A challenge from councillors to last month’s decision on the allocation of grants to Leeds arts organisations was voted down yesterday (Monday, 23rd April). As expected.
The Leeds City Council list published here a month ago now stands. And at least one local arts organisation with cash-flow problems will have been rushing to the bank this morning to sort out the financial difficulties apparently caused by the delay in ratifying the decision.
Who knows? Not sure they should be.
Because the debate at yesterday’s Scrutiny Committee meeting ahead of the 5-4 vote (which went depressingly predictably along party lines) revealed some interesting facts about the way arts funding is managed in Leeds.
When do us councillors get to have our say?
Towards the end of the debate Cllr Javaid Aktar (Lab. Hyde Park and Woodhouse) asked a very reasonable question. He wanted to know why a popular community organisation in his ward – Hyde Park Unity Day – was getting only £6,250 over three years when other organisations were receiving 100 times that amount and more.
Cllr Aktar was advised by the chair of the committee that this was not the occasion to query individual allocations.
“When would have been a good occasion to query them then?”, the chair was asked.
Because they way things work at the moment councillors don’t get to have a say in where this arts cash goes.

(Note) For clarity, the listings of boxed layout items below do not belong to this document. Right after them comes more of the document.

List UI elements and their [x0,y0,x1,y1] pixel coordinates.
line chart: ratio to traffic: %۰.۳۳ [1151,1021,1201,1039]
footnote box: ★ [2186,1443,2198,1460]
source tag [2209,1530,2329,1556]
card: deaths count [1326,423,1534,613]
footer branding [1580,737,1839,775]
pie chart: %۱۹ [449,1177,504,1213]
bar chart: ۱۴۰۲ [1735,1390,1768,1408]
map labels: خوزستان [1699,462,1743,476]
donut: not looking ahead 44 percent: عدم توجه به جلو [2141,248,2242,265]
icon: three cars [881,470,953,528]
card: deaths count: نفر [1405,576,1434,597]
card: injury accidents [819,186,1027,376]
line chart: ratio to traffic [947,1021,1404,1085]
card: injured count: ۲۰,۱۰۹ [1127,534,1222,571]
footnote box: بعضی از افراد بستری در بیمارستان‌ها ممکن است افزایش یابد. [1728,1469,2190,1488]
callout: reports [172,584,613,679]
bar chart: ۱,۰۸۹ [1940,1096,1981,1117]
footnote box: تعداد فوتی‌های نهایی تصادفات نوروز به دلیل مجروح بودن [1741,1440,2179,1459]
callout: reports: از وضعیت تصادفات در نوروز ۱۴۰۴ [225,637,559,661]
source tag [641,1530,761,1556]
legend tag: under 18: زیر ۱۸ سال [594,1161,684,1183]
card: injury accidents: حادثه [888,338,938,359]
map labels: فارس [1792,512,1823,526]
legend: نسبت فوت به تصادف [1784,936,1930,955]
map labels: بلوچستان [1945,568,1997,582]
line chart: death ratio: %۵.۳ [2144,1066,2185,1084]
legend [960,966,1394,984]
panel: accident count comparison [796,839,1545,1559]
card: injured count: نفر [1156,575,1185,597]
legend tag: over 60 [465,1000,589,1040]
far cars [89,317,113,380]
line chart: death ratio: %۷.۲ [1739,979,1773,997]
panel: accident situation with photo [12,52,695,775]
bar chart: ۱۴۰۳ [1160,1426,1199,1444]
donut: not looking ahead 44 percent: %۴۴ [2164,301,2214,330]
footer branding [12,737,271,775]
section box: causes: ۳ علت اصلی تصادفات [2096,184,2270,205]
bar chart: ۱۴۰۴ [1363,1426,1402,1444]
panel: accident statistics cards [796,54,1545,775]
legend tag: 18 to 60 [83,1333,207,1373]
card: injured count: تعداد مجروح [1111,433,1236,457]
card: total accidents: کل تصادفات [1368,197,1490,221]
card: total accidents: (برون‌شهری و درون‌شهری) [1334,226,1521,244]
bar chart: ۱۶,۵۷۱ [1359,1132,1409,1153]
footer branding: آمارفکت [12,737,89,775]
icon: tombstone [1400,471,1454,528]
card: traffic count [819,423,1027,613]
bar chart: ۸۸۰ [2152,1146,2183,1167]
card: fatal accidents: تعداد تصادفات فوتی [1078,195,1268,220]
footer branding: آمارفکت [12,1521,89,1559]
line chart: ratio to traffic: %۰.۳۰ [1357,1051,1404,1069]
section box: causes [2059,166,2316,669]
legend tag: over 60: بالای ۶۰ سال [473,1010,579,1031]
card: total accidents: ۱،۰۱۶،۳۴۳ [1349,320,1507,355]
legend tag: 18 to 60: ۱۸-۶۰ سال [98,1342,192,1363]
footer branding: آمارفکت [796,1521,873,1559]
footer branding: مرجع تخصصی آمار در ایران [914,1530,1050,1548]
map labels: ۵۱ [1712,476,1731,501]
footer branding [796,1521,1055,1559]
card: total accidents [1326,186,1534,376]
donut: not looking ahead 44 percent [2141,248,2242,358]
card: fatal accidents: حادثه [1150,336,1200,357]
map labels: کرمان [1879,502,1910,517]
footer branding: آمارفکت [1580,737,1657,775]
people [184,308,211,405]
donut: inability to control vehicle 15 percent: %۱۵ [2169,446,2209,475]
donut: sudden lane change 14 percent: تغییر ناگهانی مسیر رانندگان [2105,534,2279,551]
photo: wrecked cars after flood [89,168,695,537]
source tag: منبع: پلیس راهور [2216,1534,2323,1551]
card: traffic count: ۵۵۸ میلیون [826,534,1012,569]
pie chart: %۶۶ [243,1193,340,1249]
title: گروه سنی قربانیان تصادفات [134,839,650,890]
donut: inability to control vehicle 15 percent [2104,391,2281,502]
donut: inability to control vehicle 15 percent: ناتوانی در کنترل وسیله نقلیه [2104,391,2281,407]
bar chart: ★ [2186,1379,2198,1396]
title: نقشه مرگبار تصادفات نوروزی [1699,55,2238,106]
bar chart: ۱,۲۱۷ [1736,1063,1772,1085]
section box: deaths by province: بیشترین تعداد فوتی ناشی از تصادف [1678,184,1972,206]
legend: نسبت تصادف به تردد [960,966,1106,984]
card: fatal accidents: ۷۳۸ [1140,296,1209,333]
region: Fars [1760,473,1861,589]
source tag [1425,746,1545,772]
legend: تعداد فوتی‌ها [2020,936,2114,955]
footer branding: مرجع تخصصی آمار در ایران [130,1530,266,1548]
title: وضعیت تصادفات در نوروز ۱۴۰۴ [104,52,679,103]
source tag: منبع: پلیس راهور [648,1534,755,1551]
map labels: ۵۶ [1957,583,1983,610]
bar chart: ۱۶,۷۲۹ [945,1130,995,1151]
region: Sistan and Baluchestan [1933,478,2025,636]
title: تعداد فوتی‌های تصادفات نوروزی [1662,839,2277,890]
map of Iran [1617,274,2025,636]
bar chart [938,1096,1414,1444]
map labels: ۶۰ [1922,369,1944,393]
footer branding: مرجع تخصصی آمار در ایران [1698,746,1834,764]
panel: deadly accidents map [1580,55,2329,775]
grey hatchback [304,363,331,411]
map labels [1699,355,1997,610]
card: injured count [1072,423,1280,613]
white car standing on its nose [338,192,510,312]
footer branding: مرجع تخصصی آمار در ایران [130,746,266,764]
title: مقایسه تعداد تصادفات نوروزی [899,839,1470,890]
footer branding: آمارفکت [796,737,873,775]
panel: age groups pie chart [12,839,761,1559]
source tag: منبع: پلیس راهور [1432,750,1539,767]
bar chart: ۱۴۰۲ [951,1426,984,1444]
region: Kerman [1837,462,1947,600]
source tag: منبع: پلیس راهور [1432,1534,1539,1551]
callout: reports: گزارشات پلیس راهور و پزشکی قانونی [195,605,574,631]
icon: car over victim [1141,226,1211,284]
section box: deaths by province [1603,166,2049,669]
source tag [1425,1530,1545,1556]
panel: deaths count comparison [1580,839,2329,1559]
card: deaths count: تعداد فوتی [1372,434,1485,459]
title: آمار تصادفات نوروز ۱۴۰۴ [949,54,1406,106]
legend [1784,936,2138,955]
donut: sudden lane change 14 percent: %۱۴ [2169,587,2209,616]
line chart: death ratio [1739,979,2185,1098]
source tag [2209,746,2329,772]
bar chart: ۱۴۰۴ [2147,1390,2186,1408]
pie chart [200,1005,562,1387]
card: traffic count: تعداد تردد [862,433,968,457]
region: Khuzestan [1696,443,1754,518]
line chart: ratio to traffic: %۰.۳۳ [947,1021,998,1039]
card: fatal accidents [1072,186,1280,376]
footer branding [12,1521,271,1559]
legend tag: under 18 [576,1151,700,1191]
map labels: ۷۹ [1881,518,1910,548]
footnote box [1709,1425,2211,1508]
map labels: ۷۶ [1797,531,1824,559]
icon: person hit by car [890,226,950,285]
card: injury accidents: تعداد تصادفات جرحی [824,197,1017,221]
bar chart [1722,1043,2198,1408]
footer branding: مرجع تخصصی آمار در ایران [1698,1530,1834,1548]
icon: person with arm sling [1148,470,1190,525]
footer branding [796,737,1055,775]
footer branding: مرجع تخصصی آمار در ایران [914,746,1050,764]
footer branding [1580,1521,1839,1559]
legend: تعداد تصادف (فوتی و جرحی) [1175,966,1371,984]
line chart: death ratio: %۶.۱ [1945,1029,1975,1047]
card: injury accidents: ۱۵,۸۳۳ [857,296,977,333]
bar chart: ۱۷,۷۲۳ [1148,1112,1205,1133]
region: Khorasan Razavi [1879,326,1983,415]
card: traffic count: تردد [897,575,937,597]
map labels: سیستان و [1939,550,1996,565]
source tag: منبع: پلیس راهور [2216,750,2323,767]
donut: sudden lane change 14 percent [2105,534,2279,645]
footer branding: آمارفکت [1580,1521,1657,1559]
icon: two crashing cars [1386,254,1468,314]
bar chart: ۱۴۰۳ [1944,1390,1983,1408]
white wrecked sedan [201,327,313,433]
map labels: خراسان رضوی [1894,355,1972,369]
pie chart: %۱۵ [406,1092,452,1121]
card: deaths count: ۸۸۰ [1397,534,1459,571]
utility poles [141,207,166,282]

No chance to speak up for the relative merits of arts organisations in their ward ahead of the decision. No chance to query the decision on who’s getting the money once the decision has been made.
So, if you’re a councillor who believes that it’s not right, for example, that nearly three quarters of the arts cash pie goes to the “Big Four” organisations (you know who they are – no? they’re here), when do you get to have your say? You don’t.
If you’re a councillor who thinks the visual arts are under-represented in Leeds compared to theatre and dance, and you want to fight for cash for a new organisation being set up in your ward along the lines of East Street Arts, what’s the official channel you use to do it? It appears there isn’t one.
If you’re a councillor (or a member of the public) who wants to see the bigger picture – about how much money a particular Leeds arts organisation gets from ALL sources – like the Council’s new Leeds Inspired arts funding stream, or from the national Arts Council – where do you go to get that information?
You don’t. You’d think it would be here in the council report accompanying the decision on this stream of arts funding. But it isn’t. The bigger picture – the one that’s needed so everything becomes transparent – doesn’t exist anywhere.
Anyone checking if we’re getting value for money?
When you look at some of the arts organisations being funded by the Council, you’re talking about very large sums of taxpayers’ money – £2m over three years going to Opera North and the West Yorkshire Playhouse, for example.
So you’d expect that systems would be in place so that councillors can check (on behalf of us taxpayers) that the money is being well spent. So as to reassure us that we’re getting value for money for our cash.
Are the systems in place? Nope.
Which is a bit surprising. Because recommendations were made last year that one way this value-for-money check could be carried out would be to have councillors sitting on the management boards of those arts organisations that get a good whack of taxpayers’ money.
Has anything been done about implementing the recommendations? Nope. Have any councillors been officially allocated to these arts organisations? Nope.
The meeting heard that council officials are apparently going to start asking the arts organisations nicely about it all some time in the future – AFTER the money has been handed over.
Is it just me, or isn’t it a bit odd that our elected representatives have no direct say in where all this money goes, no access to the full information they need to see what’s being spent where on the arts in Leeds, and have no role in checking whether the money spent represents good value for us citizens of Leeds?
Isn’t it even odder that our elected representatives are happy with the situation as it is, with their popular power handed over to unelected officials? They must be. Or they’d change it. Baffling.